COMP 4211 Machine Learning Group Project: Named Entity Recognition (NER)

Overview

This repository contains the code and resources for our COMP 4211 Spring 2025 group project, submitted to a Kaggle Named Entity Recognition (NER) competition. The goal was to predict entity types (e.g., organization, person, location) for words in sentences, using a dataset of 40,000 labeled training sentences and 5,000 test sentences. Our team achieved a weighted F1 score of 0.856870 on the private leaderboard, securing 8th place out of 79 teams. We developed a DeBERTa-base model with a Conditional Random Field (CRF) layer and synonym-based data augmentation to improve performance, particularly for rare classes.

Project Highlights

• Task: Named Entity Recognition (NER) with 19 entity tags (e.g., B-org, I-per, O).
• Dataset: 40,000 training sentences and 5,000 test sentences, evaluated via weighted F1 score.
• Model: DeBERTa-base (183M parameters) with a custom CRF layer to enforce valid tag sequences.
• Data Augmentation: Used nlpaug with WordNet to augment rare classes (B-art, B-eve, B-nat), adding ~10% more examples.
• Training: Fine-tuned with Hugging Face Trainer API, learning rate 1e-5, batch size 32 (via gradient accumulation), and 8 epochs.
• Results:
  • Validation macro F1: 0.70
  • Public leaderboard weighted F1: ~0.858
  • Private leaderboard weighted F1: 0.856870
  • Rank: 8th / 79 teams

Methodology

• Data Preprocessing: Converted string representations of sentences and tags into Python lists using ast.literal_eval.

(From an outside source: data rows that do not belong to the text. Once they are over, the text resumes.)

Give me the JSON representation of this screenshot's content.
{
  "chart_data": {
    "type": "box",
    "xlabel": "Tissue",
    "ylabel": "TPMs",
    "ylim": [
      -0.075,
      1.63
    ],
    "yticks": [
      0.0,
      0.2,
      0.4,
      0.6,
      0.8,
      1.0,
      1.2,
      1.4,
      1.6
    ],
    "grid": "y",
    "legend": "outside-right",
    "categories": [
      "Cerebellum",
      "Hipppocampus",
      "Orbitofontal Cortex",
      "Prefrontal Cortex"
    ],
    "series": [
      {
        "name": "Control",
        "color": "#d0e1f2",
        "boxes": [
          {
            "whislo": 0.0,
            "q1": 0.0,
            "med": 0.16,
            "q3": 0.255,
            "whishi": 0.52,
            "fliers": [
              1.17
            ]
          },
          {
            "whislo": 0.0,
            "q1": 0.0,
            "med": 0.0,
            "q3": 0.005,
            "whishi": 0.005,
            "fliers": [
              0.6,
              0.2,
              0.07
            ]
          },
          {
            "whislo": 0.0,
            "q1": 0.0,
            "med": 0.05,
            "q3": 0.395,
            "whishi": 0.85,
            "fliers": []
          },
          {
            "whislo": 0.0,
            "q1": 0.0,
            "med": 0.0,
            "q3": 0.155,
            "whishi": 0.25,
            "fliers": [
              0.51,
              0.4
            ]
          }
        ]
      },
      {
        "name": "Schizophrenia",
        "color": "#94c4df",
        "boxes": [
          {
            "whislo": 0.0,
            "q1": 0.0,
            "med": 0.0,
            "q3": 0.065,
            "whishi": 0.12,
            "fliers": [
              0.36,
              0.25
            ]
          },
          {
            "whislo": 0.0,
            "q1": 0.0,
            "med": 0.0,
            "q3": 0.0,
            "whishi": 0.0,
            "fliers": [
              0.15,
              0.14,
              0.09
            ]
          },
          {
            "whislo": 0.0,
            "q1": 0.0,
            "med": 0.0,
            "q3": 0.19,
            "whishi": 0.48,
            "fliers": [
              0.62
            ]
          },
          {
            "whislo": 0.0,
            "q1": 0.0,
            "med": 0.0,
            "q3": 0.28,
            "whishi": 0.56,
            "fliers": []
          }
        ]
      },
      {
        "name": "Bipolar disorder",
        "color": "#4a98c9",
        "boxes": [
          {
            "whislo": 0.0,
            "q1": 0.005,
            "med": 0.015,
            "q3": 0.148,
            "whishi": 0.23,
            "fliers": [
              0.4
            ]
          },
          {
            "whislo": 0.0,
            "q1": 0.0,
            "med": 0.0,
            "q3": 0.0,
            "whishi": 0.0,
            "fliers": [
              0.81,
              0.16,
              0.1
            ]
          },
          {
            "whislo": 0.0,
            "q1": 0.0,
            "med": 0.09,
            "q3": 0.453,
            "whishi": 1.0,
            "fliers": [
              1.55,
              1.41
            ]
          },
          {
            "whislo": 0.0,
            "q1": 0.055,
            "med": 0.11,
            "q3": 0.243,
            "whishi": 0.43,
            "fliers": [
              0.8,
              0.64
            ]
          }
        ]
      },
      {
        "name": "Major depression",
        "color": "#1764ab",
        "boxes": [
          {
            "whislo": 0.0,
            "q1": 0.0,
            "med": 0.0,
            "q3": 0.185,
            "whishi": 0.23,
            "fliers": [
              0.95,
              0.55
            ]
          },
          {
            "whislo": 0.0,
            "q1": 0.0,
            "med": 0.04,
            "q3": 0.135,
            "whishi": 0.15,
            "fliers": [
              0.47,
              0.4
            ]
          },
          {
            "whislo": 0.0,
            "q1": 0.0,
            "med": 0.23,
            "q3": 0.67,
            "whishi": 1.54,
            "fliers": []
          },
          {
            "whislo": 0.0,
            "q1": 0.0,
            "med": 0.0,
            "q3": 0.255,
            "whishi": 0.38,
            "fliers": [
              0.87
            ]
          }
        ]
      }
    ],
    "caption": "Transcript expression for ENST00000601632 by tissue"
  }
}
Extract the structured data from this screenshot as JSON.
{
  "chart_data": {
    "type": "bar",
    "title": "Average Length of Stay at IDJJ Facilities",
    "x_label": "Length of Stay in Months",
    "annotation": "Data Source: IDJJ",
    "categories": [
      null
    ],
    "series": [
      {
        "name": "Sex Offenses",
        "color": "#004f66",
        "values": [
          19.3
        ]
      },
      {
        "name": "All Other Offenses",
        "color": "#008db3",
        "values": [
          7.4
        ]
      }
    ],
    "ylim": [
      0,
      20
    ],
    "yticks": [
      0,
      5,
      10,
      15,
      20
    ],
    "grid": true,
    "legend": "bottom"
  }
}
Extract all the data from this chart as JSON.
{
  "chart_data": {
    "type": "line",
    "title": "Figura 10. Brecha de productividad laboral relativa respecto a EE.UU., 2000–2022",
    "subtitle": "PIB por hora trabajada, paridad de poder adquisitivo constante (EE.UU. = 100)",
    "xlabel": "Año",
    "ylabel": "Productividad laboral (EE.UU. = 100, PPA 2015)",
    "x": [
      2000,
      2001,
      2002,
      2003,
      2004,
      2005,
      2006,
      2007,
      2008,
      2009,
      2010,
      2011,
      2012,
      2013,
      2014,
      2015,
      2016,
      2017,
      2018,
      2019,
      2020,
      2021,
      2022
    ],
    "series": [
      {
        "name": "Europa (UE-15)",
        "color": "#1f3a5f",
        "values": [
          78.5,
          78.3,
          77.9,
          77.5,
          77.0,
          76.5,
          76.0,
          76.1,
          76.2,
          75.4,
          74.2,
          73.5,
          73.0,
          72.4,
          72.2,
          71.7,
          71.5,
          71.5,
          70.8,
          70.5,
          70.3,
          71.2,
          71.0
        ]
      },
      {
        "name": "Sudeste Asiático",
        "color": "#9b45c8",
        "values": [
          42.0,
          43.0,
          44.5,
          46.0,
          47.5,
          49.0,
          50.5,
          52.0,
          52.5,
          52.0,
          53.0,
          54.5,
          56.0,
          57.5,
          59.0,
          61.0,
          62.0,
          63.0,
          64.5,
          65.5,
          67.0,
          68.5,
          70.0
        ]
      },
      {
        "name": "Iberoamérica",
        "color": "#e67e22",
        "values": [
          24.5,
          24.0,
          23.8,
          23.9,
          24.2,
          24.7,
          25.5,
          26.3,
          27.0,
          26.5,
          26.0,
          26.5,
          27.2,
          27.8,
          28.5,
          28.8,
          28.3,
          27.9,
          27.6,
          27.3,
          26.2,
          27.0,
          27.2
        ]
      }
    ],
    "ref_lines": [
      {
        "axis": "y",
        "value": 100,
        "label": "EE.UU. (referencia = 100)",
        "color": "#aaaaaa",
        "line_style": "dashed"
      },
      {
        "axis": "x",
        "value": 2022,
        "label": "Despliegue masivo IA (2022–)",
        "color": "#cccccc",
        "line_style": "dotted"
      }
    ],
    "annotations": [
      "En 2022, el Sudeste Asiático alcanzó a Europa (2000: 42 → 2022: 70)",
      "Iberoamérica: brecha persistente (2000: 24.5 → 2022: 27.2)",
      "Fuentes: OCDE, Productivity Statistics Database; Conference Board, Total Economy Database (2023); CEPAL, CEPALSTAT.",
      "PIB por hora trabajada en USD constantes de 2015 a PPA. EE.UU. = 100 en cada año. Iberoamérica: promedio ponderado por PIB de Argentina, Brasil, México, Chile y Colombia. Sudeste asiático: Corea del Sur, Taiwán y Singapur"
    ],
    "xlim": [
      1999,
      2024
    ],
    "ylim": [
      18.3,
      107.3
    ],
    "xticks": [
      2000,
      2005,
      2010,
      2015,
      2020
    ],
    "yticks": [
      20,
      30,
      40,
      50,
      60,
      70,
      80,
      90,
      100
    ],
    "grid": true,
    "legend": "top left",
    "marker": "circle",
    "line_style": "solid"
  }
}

Created label mappings for 19 NER tags.
• Augmentation: Applied synonym-based augmentation for rare classes, preserving tag alignment.
• Model Architecture: Used microsoft/deberta-base with a custom CRF layer to model tag sequence dependencies, preventing invalid transitions.
• Training Setup: Trained on NVIDIA Tesla P100 GPU for ~1 hour 15 minutes, with hyperparameters optimized for macro F1 to prioritize rare class performance.
• Experiments: Tested DistilBERT, BERT-base, and RoBERTa, but DeBERTa with CRF outperformed others due to better handling of rare classes and tag sequences.

Key Insights

• The CRF layer was critical for reducing invalid tag transitions, boosting macro F1 by ~0.05.
• Targeted augmentation for rare classes improved recall for B-art and B-eve without introducing excessive noise.
• A low learning rate (1e-5) and effective batch size of 32 ensured stable convergence.

Future Improvements

• Explore ensemble models to further boost performance.
• Experiment with advanced augmentation techniques for rare classes.
• Investigate longer training or alternative transformer models.

Acknowledgments

We thank the COMP 4211 course staff for providing the Kaggle competition framework and resources. This project was completed as part of the Spring 2025 semester at HKUST.